A graduate in computer science from Indiana University, Ian Rogers started his career in 1993 as webmaster successively for the Beastie Boys and at Nullsoft. In 2001 he founded Mediacode which was later taken over by Yahoo, where he became VP and General Manager, Music. In 2008, he became CEO of Topspin Media. In 2013 he joined Beats Music as CEO. Last year he joined the iTunes team at Apple as Senior Director pursuant to their acquisition of Beats Music. Ian contributed to the recent launch of Apple Music including Beats 1, their digital streaming channel.

Source: LVMH

SEE ALSO:
Apple’s Beats 1 architect resigns; Ian Roger’s departure surprises colleagues – August 28, 2015

10 Comments

    1. What this means is that Rogers believed that the culture at Apple was not allowing him to “learn and contribute”. This could significantly affect Apple’s ability to recruit and retain. No one wants to work for a company that does not provide employee engagement and professional development.

        1. People do not resign because they are content with current conditions. This is exactly what Roger said and did. Obviously, you cannot understand the obvious.

          A breeze from the rectum is a fart, right?

          1. If you look at his track record, he does not sit.

            Some people are like that, the are mission oriented. He’s a task mercenary, a very very good one. You bring him in to get the job done. There was nothing more for him to do at Apple other than babysit.

            Please do not continue with your rain parade.

            1. Your opinion contrasts with Roger’s own statements. Nevertheless, Rogers is gone and I am sure Apple had not intended for him to resign so soon nor do I think his was a temp job. People leave for greener pastures, I guess the drought in California is worse than imagined.

      1. What it means is that he was unhappy with a step down from CEO at Beats to a lesser position at Apple’s Music division.
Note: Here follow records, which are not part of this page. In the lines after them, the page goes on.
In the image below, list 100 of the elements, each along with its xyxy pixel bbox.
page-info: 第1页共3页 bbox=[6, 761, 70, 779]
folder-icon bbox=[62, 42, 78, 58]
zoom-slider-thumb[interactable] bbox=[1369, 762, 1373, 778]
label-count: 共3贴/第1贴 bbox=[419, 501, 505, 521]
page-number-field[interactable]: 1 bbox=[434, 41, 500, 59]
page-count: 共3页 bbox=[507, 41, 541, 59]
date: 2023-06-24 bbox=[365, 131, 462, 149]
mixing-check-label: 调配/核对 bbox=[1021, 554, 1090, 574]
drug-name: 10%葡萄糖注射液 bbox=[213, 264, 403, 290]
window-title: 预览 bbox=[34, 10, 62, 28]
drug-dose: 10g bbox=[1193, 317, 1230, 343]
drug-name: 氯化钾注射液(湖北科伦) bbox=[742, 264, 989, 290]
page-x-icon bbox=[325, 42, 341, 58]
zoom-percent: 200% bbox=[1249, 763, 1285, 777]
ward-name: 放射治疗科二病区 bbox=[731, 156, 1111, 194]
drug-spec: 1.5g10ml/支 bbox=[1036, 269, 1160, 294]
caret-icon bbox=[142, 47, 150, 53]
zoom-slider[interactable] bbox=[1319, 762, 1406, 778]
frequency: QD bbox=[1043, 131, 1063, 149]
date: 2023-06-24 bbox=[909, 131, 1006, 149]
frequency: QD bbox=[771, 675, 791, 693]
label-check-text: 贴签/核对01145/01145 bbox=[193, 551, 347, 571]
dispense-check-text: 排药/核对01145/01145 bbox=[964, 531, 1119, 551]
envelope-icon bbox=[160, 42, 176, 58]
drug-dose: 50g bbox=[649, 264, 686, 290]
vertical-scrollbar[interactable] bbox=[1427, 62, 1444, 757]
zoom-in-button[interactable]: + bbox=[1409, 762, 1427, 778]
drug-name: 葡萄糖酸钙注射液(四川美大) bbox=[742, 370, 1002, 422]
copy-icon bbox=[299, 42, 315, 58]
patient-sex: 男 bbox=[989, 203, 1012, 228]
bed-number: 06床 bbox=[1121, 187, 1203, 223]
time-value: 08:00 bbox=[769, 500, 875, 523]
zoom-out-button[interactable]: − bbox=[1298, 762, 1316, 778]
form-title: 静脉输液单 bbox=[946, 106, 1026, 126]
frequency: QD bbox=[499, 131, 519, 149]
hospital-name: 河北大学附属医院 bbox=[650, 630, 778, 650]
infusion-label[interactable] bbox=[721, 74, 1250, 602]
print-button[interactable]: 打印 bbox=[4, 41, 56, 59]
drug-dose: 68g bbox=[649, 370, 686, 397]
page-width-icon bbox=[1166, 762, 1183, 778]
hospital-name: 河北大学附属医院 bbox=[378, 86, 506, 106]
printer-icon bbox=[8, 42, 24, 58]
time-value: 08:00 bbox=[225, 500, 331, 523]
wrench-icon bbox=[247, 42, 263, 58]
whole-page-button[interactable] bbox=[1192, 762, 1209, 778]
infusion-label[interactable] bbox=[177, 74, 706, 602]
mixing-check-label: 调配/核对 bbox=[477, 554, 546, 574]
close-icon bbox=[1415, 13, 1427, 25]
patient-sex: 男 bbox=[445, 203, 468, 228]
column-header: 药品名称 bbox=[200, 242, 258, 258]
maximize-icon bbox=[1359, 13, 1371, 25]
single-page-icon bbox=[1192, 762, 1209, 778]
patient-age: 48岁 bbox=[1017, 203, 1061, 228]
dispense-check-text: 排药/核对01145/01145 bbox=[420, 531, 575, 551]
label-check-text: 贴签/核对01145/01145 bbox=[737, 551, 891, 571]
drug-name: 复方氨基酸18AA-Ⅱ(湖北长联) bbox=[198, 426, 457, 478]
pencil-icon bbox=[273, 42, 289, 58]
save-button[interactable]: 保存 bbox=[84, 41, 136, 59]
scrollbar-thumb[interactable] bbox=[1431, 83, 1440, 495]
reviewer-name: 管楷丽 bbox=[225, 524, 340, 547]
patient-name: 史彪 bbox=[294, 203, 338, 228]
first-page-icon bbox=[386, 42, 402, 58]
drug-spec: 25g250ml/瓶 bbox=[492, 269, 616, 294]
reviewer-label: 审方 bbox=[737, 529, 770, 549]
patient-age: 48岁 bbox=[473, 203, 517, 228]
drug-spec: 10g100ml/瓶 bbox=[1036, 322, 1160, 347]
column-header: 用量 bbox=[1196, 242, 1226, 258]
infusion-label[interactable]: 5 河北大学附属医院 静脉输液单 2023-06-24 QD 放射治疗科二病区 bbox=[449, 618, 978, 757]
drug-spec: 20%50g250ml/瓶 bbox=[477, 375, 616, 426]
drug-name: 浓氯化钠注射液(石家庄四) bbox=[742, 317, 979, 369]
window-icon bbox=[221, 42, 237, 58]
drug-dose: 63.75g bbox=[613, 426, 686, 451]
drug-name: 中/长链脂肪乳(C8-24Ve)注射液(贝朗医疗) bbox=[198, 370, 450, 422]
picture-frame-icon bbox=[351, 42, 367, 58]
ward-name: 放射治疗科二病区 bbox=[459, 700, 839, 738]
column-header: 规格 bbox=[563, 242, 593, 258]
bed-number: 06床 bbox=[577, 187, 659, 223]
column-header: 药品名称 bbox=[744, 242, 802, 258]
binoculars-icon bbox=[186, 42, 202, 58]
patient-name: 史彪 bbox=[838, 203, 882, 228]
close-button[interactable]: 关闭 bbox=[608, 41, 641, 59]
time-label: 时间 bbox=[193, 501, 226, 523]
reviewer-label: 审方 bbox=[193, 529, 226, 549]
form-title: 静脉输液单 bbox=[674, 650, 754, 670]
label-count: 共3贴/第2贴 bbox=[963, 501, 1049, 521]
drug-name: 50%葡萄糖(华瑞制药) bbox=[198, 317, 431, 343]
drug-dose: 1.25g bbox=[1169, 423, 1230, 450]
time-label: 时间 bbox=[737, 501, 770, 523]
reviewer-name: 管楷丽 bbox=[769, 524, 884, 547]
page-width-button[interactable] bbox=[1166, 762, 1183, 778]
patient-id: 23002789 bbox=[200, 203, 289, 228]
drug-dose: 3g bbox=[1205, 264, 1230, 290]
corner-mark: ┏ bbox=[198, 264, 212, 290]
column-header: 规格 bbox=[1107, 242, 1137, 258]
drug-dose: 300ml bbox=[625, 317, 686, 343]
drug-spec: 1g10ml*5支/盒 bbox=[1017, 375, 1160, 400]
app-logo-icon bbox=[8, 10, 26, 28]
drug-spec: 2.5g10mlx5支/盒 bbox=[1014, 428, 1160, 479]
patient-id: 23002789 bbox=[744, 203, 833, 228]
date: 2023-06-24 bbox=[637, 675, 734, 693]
He completed the minimum requirements of the position he assumed at Apple during the acquisition, and now it’s time to move on. He wants to make his own future, not one dictated by a corporate acquisition. Nothing to see here.

  1. Maybe it is that he can only stand the “new” people for only so long. Face it, whether you get on the bandwagon or not, we all have prejudice. This is 100% all natural, organic, and safe for the environment.

    1. Rogers apparently didn’t like his work environment. He may have felt “safe”, but he certainly was not satisfied. One can hope Apple’s culture does not become staid or toxic.